Wednesday, March 23, 2011

Sandy Levin on development charges and growth

Although I was not able to attend the meeting on Tuesday evening, Sandy Levin was there and has provided his observations. As a former member of council and someone who has participated as a representative of the Urban League in the development charges background studies, Sandy is uniquely positioned to offer an informed report. I can't think of anyone in the industry or outside it who has a better understanding of the concepts and the issues facing London in terms of development charges.

Here is a brief biography published by the London Community Foundation when Sandy was appointed to their board.

Sandy Levin – Since 1990, Sandy has been involved in efforts to protect London's natural heritage. Between 1991 and 1994, Sandy served on the local Board of then Canada Trust's Friends of Environment Foundation, which provided grants to local environmental projects. He also chaired the Urban League of London from 1993 to 1994. In 1997, Sandy was elected to city council, where he served until 2003. Since stepping away from Council in 2003, Sandy has kept active in environmental issues facing London. In 2006, he received the Green Umbrella Award from the Urban League of London, and in January of 2007, he was named to the Mayor's Honour's List for the Environment. In 2008, the London Community Foundation was pleased to present Sandy with the Ivey Award for Excellence which recognizes a local champion of the environment.

by Sandy Levin

There is probably no one element of municipal financing that bedevils council like development charges.  At the Committee of the Whole meeting of March 22nd, the new Council received a very large helping of details about development charges.  Unfortunately, some may have left the table even more puzzled.  And that is a real danger as the Council decides what taxpayers will fund in order to set the table to attract new employment.


Development charges (DCs) are a means for a city to avoid having existing taxpayers pay for all of the various infrastructure costs that come with turning “vacant land” (usually farmland) into new homes, big box stores, factories, or any new building.  A rate is set that is charged for each housing unit and square meter of commercial, industrial and institutional (hospitals, universities) space.  It is all set out in a provincial law called the Development Charges Act.


The development charge is collected when a builder takes out a building permit.  This becomes a cost along with the construction costs.  The builder generally passes along this cost to the new home buyer or the commercial property owner, but may not be able to do so in tougher economic times.  This means those in the land development industry are interested in a rate that is as low as possible.


It starts with a forecast in population growth and employment over a twenty year period.  Then a forecast of the number of new housing units and commercial, industrial and institutional space is created.  That is followed by detailed studies to come up with the estimated costs for the new sewers, roads, buses, storm water facilities, libraries, fire stations and the like that will be needed to support the growth. 


No.  DCs only are calculated on the construction costs.  The ongoing operating costs like policing, trash collection, and snow clearing come from property taxes.

And the province prevents municipalities from charging for all of the construction costs.  For example, 10% of the cost of new soft services such as libraries, fire stations, community centres and the like cannot be included in the rate calculation.  This means existing taxpayers have to pay that 10%.  The DC Act also prevents cities from including in the calculation the cost of a new city hall, arts and cultural facilities like museums, computer equipment, assets that last less than seven years, and most surprising, waste collection and landfill costs.  According to one of the experts at the Committee of the Whole meeting, on average, a city only recovers 75% of the costs of new infrastructure from DCs.  But London asks taxpayers to pick up even more costs.
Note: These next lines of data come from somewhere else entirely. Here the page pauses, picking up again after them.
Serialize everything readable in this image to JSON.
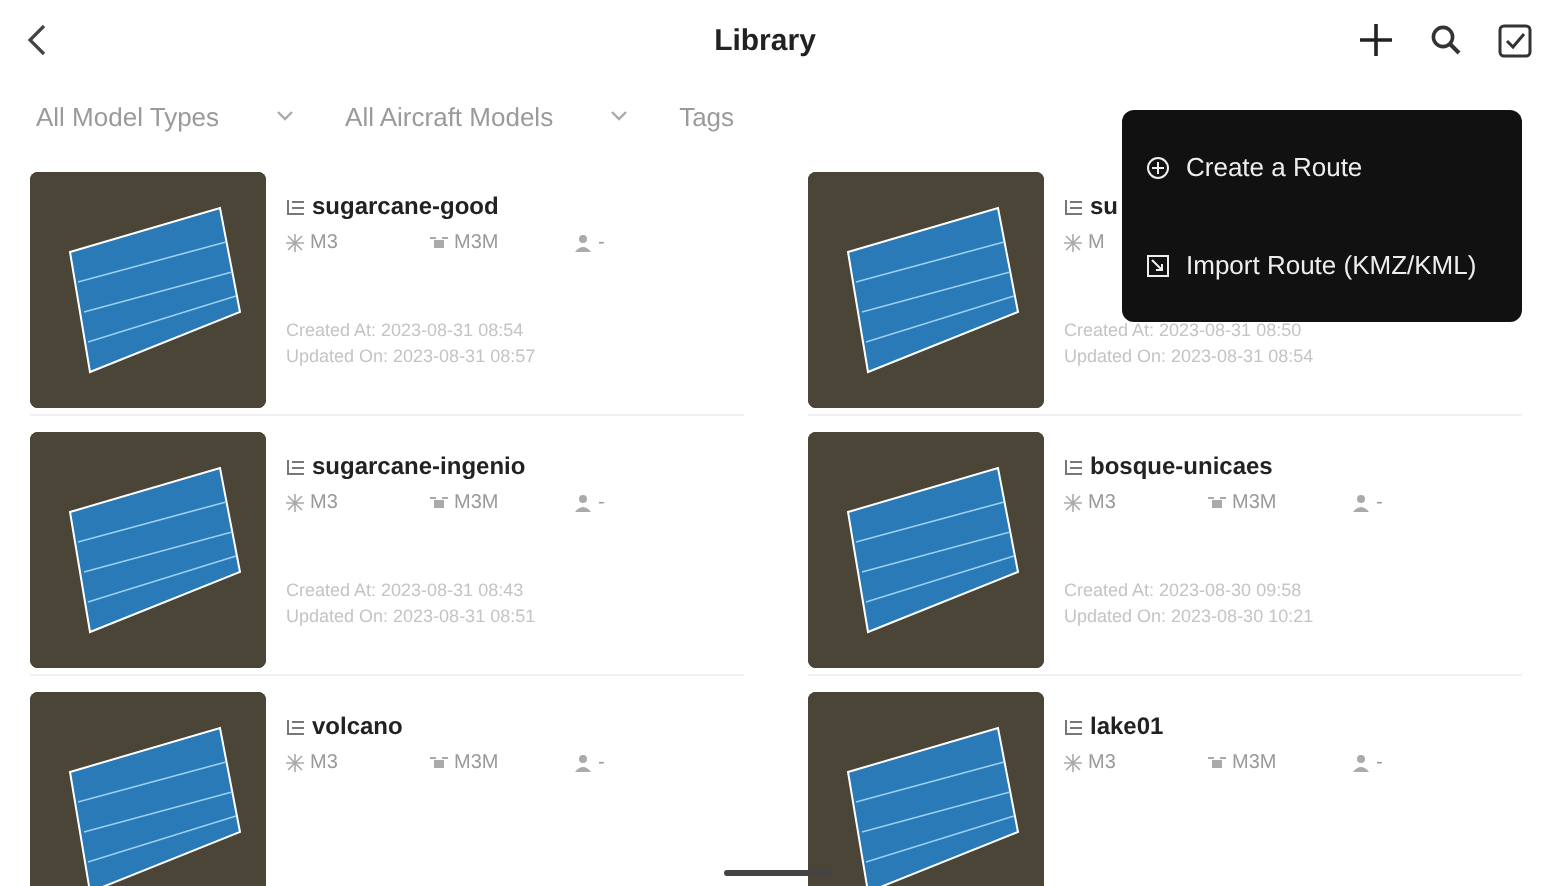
{
  "header": {
    "title": "Library"
  },
  "filters": [
    {
      "label": "All Model Types",
      "kind": "dropdown"
    },
    {
      "label": "All Aircraft Models",
      "kind": "dropdown"
    },
    {
      "label": "Tags",
      "kind": "plain"
    }
  ],
  "menu": {
    "items": [
      {
        "label": "Create a Route",
        "kind": "create"
      },
      {
        "label": "Import Route (KMZ/KML)",
        "kind": "import"
      }
    ]
  },
  "routes": [
    {
      "name": "sugarcane-good",
      "model_type": "M3",
      "aircraft": "M3M",
      "user": "-",
      "created": "Created At: 2023-08-31 08:54",
      "updated": "Updated On: 2023-08-31 08:57"
    },
    {
      "name": "su",
      "model_type": "M",
      "created": "Created At: 2023-08-31 08:50",
      "updated": "Updated On: 2023-08-31 08:54"
    },
    {
      "name": "sugarcane-ingenio",
      "model_type": "M3",
      "aircraft": "M3M",
      "user": "-",
      "created": "Created At: 2023-08-31 08:43",
      "updated": "Updated On: 2023-08-31 08:51"
    },
    {
      "name": "bosque-unicaes",
      "model_type": "M3",
      "aircraft": "M3M",
      "user": "-",
      "created": "Created At: 2023-08-30 09:58",
      "updated": "Updated On: 2023-08-30 10:21"
    },
    {
      "name": "volcano",
      "model_type": "M3",
      "aircraft": "M3M",
      "user": "-"
    },
    {
      "name": "lake01",
      "model_type": "M3",
      "aircraft": "M3M",
      "user": "-"
    }
  ]
}
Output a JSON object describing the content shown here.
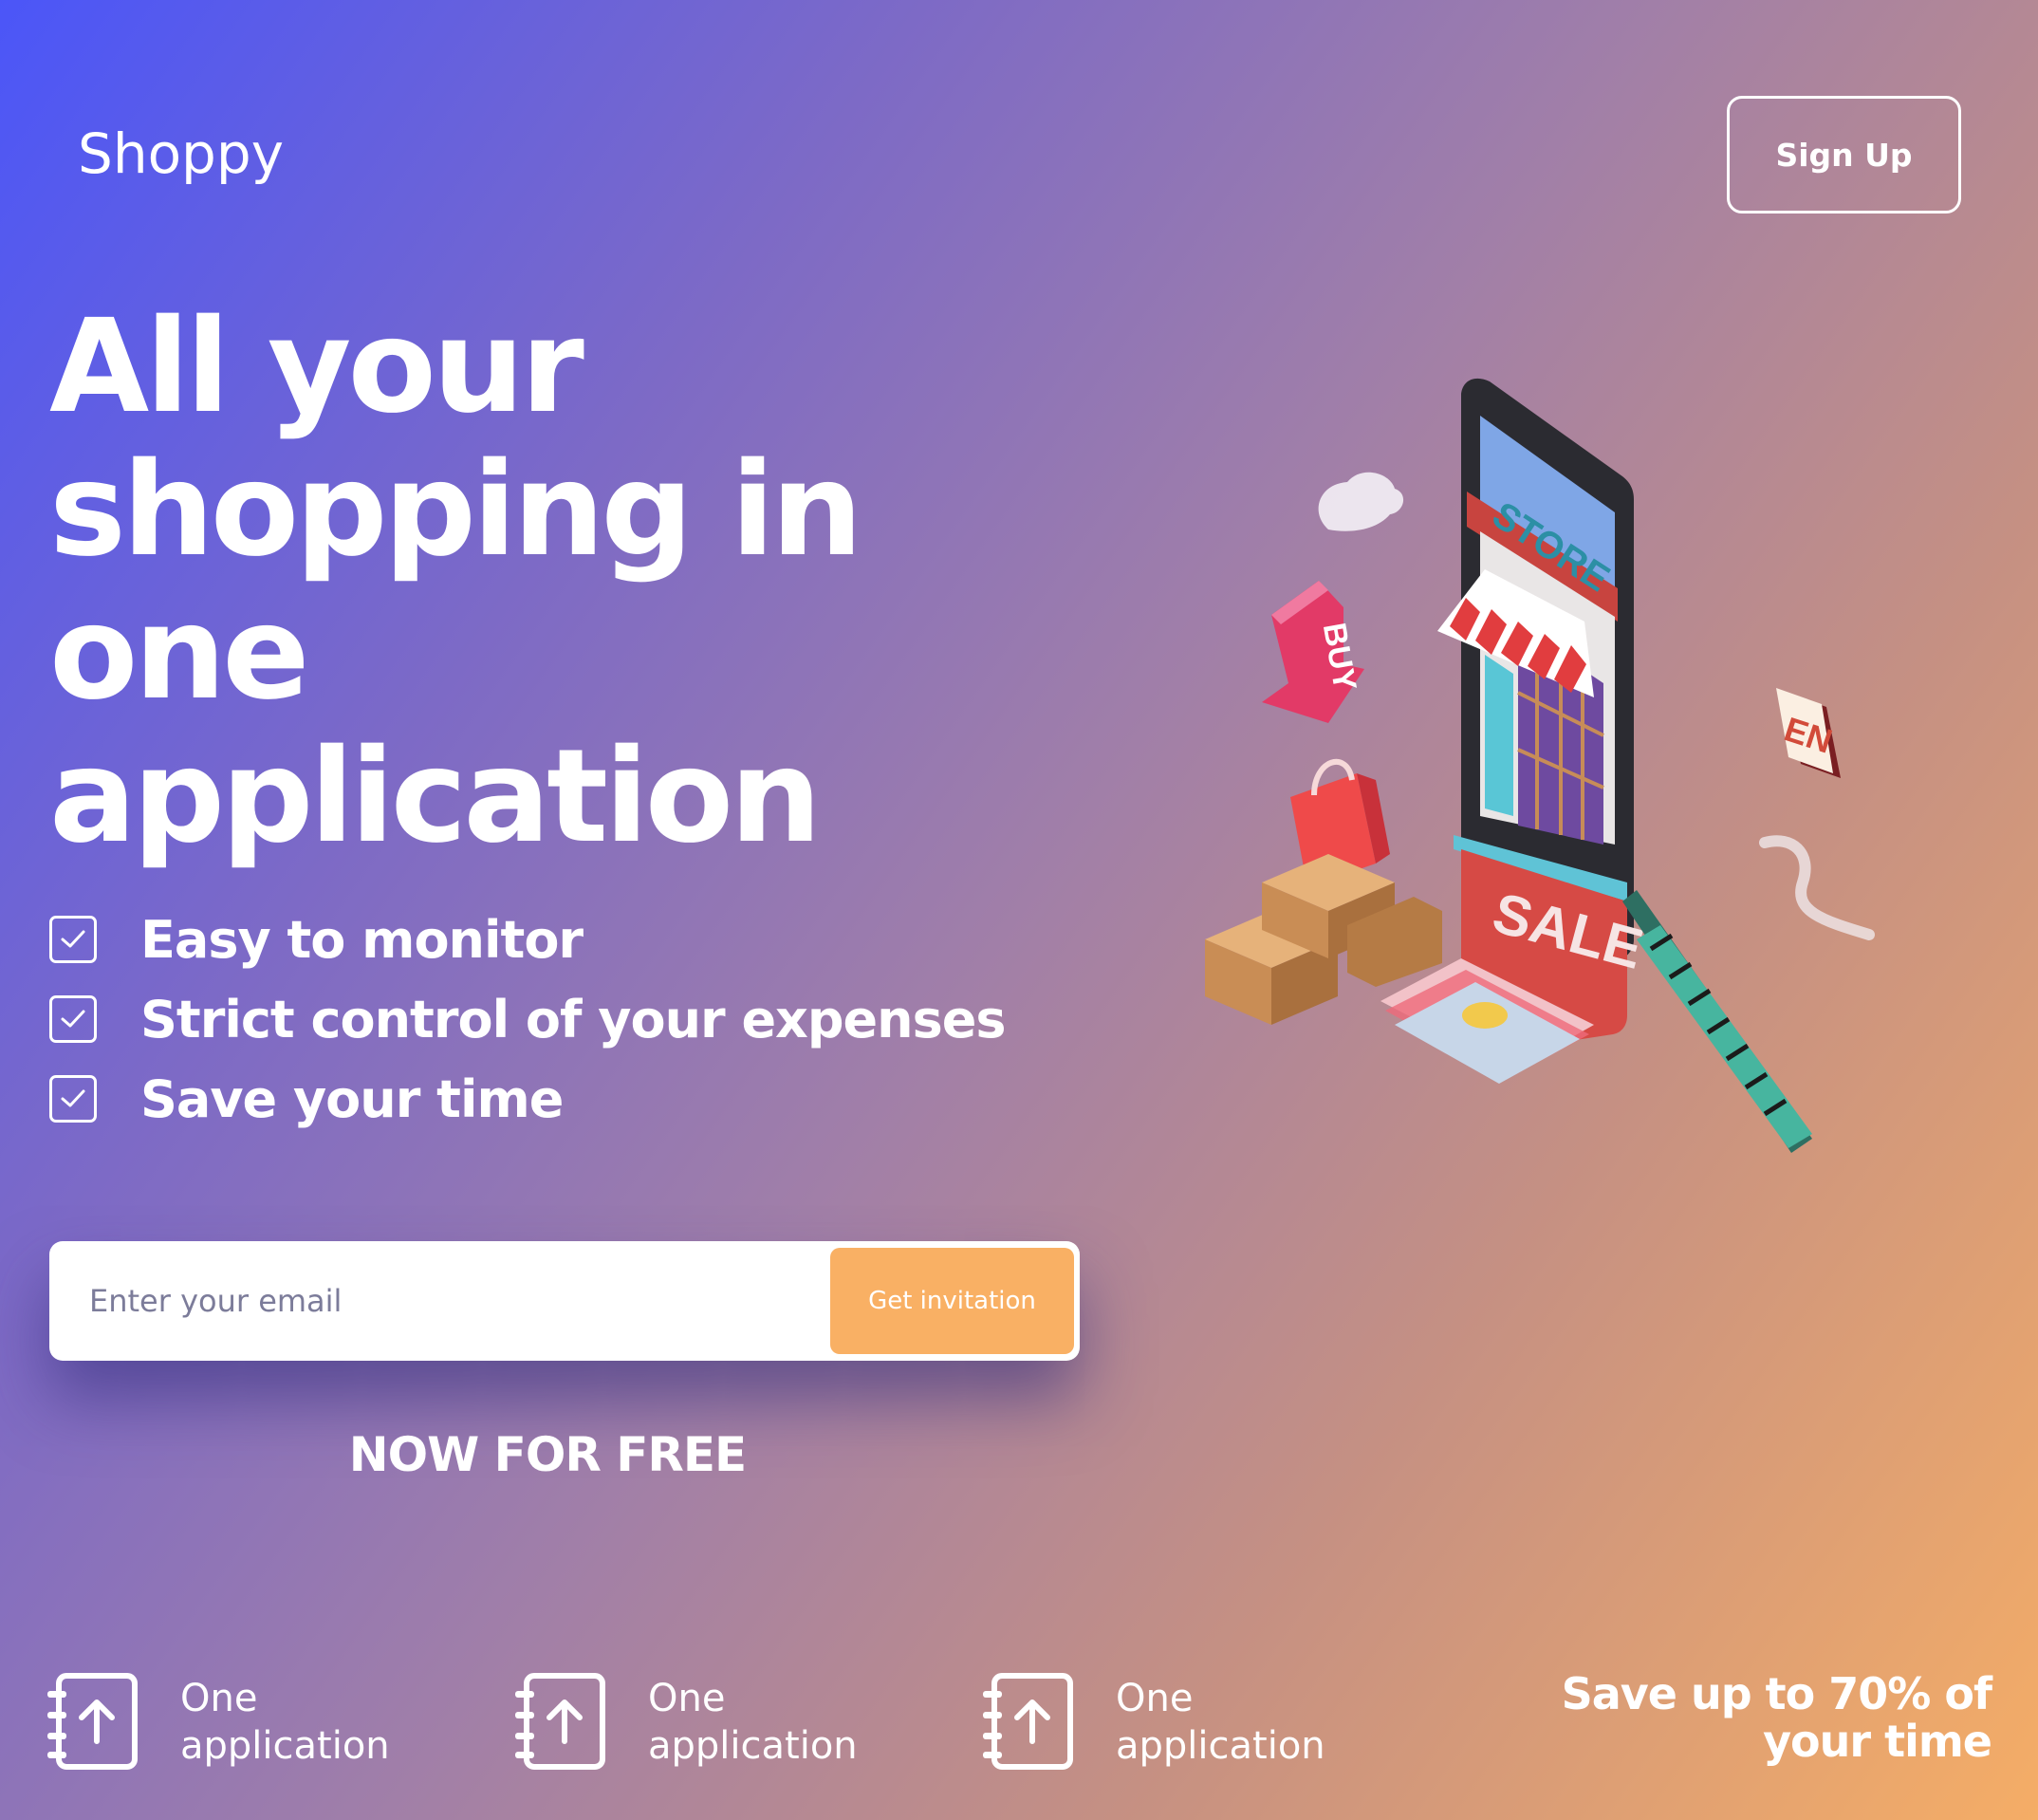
{
  "brand": {
    "name": "Shoppy"
  },
  "header": {
    "signup_label": "Sign Up"
  },
  "hero": {
    "headline": "All your shopping in one application",
    "features": [
      {
        "label": "Easy to monitor",
        "checked": true
      },
      {
        "label": "Strict control of your expenses",
        "checked": true
      },
      {
        "label": "Save your time",
        "checked": true
      }
    ]
  },
  "signup_form": {
    "email_placeholder": "Enter your email",
    "email_value": "",
    "button_label": "Get invitation",
    "tagline": "NOW FOR FREE"
  },
  "illustration": {
    "signs": {
      "store": "STORE",
      "sale": "SALE",
      "buy": "BUY",
      "open": "EN"
    }
  },
  "stats": [
    {
      "icon": "upload-document-icon",
      "label": "One application"
    },
    {
      "icon": "upload-document-icon",
      "label": "One application"
    },
    {
      "icon": "upload-document-icon",
      "label": "One application"
    }
  ],
  "savings_text": "Save up to 70% of your time",
  "colors": {
    "gradient_start": "#4b56f8",
    "gradient_mid": "#a17fa8",
    "gradient_end": "#f5ad66",
    "accent_button": "#f9b064",
    "text": "#ffffff"
  }
}
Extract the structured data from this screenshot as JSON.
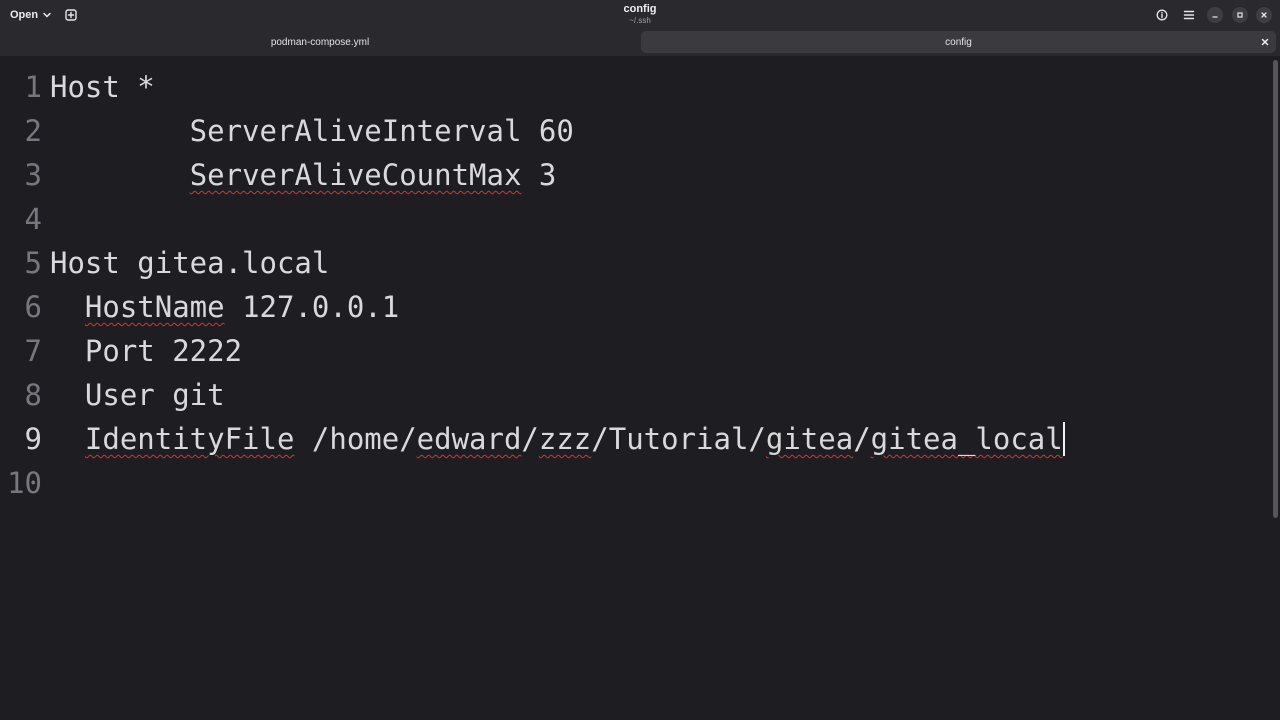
{
  "header": {
    "open_label": "Open",
    "title": "config",
    "subtitle": "~/.ssh"
  },
  "tabs": [
    {
      "label": "podman-compose.yml",
      "active": false
    },
    {
      "label": "config",
      "active": true
    }
  ],
  "icons": {
    "open_dropdown": "chevron-down-icon",
    "new_tab": "new-tab-icon",
    "document_properties": "info-icon",
    "main_menu": "hamburger-menu-icon",
    "minimize": "minimize-icon",
    "maximize": "maximize-icon",
    "close": "close-icon",
    "tab_close": "close-icon"
  },
  "colors": {
    "background": "#1e1e22",
    "headerbar": "#2a2a2e",
    "active_tab": "#3a3a3f",
    "spellcheck": "#d0363a"
  },
  "editor": {
    "current_line": 9,
    "lines": [
      {
        "num": "1",
        "segments": [
          {
            "text": "Host *",
            "spell": false
          }
        ]
      },
      {
        "num": "2",
        "segments": [
          {
            "text": "        ServerAliveInterval 60",
            "spell": false
          }
        ]
      },
      {
        "num": "3",
        "segments": [
          {
            "text": "        ",
            "spell": false
          },
          {
            "text": "ServerAliveCountMax",
            "spell": true
          },
          {
            "text": " 3",
            "spell": false
          }
        ]
      },
      {
        "num": "4",
        "segments": [
          {
            "text": "",
            "spell": false
          }
        ]
      },
      {
        "num": "5",
        "segments": [
          {
            "text": "Host gitea.local",
            "spell": false
          }
        ]
      },
      {
        "num": "6",
        "segments": [
          {
            "text": "  ",
            "spell": false
          },
          {
            "text": "HostName",
            "spell": true
          },
          {
            "text": " 127.0.0.1",
            "spell": false
          }
        ]
      },
      {
        "num": "7",
        "segments": [
          {
            "text": "  Port 2222",
            "spell": false
          }
        ]
      },
      {
        "num": "8",
        "segments": [
          {
            "text": "  User git",
            "spell": false
          }
        ]
      },
      {
        "num": "9",
        "segments": [
          {
            "text": "  ",
            "spell": false
          },
          {
            "text": "IdentityFile",
            "spell": true
          },
          {
            "text": " /home/",
            "spell": false
          },
          {
            "text": "edward",
            "spell": true
          },
          {
            "text": "/",
            "spell": false
          },
          {
            "text": "zzz",
            "spell": true
          },
          {
            "text": "/Tutorial/",
            "spell": false
          },
          {
            "text": "gitea",
            "spell": true
          },
          {
            "text": "/",
            "spell": false
          },
          {
            "text": "gitea_local",
            "spell": true
          }
        ]
      },
      {
        "num": "10",
        "segments": [
          {
            "text": "",
            "spell": false
          }
        ]
      }
    ]
  }
}
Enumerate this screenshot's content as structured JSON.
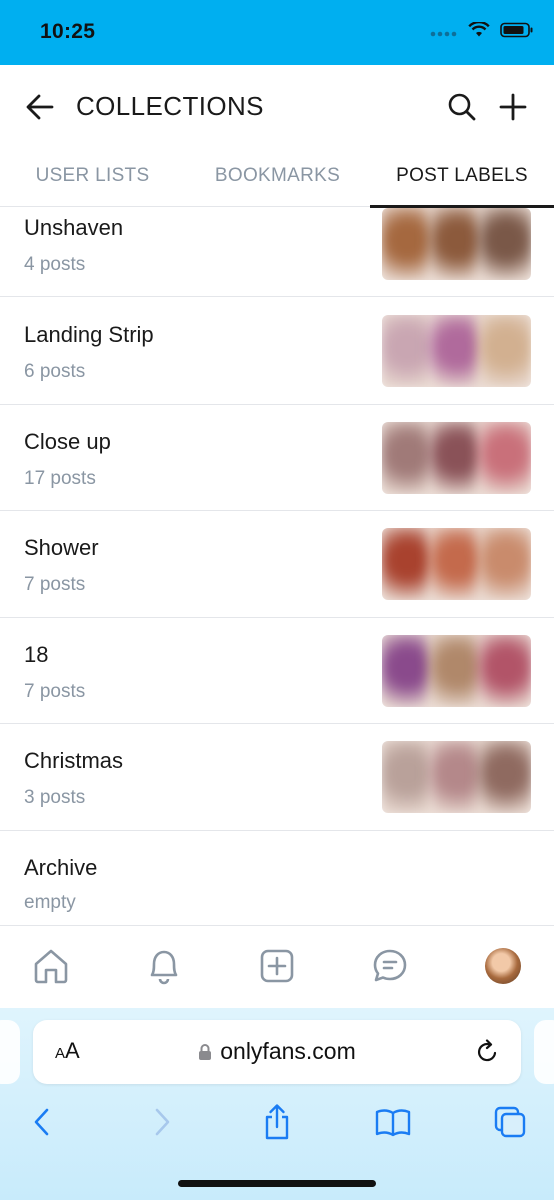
{
  "status_bar": {
    "time": "10:25",
    "color": "#00aff0"
  },
  "header": {
    "title": "COLLECTIONS",
    "back_icon": "arrow-left-icon",
    "search_icon": "search-icon",
    "add_icon": "plus-icon"
  },
  "tabs": [
    {
      "label": "USER LISTS",
      "active": false
    },
    {
      "label": "BOOKMARKS",
      "active": false
    },
    {
      "label": "POST LABELS",
      "active": true
    }
  ],
  "labels": [
    {
      "name": "Unshaven",
      "count": "4 posts",
      "thumbs": [
        "#a5683f",
        "#8c5a3c",
        "#7a5848"
      ]
    },
    {
      "name": "Landing Strip",
      "count": "6 posts",
      "thumbs": [
        "#c9a6b2",
        "#b06a9c",
        "#d2b090"
      ]
    },
    {
      "name": "Close up",
      "count": "17 posts",
      "thumbs": [
        "#a07a78",
        "#8a5258",
        "#c9707a"
      ]
    },
    {
      "name": "Shower",
      "count": "7 posts",
      "thumbs": [
        "#a9422e",
        "#c46a4c",
        "#c98b6c"
      ]
    },
    {
      "name": "18",
      "count": "7 posts",
      "thumbs": [
        "#8a4a8c",
        "#b0886a",
        "#b25468"
      ]
    },
    {
      "name": "Christmas",
      "count": "3 posts",
      "thumbs": [
        "#b9a19a",
        "#b4888a",
        "#8f6a60"
      ]
    },
    {
      "name": "Archive",
      "count": "empty",
      "thumbs": []
    }
  ],
  "bottom_nav": [
    {
      "name": "home-icon"
    },
    {
      "name": "bell-icon"
    },
    {
      "name": "add-post-icon"
    },
    {
      "name": "messages-icon"
    },
    {
      "name": "avatar"
    }
  ],
  "browser": {
    "aa_label_small": "A",
    "aa_label_big": "A",
    "url": "onlyfans.com",
    "lock_icon": "lock-icon",
    "reload_icon": "reload-icon",
    "toolbar": [
      "back-icon",
      "forward-icon",
      "share-icon",
      "bookmarks-icon",
      "tabs-icon"
    ],
    "accent": "#1a7cf3"
  }
}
Yes, the city has policies that mean that taxpayers pay the DCs that a builder would normally pay in the following cases:

-          New residential development in the downtown and Old East
-          New industrial development
-          50% of new institutional buildings (hospital, university and college projects)

These subsidies plus the limits imposed by the province, amount to $10 million per year in London – meaning taxes are about 2% higher.  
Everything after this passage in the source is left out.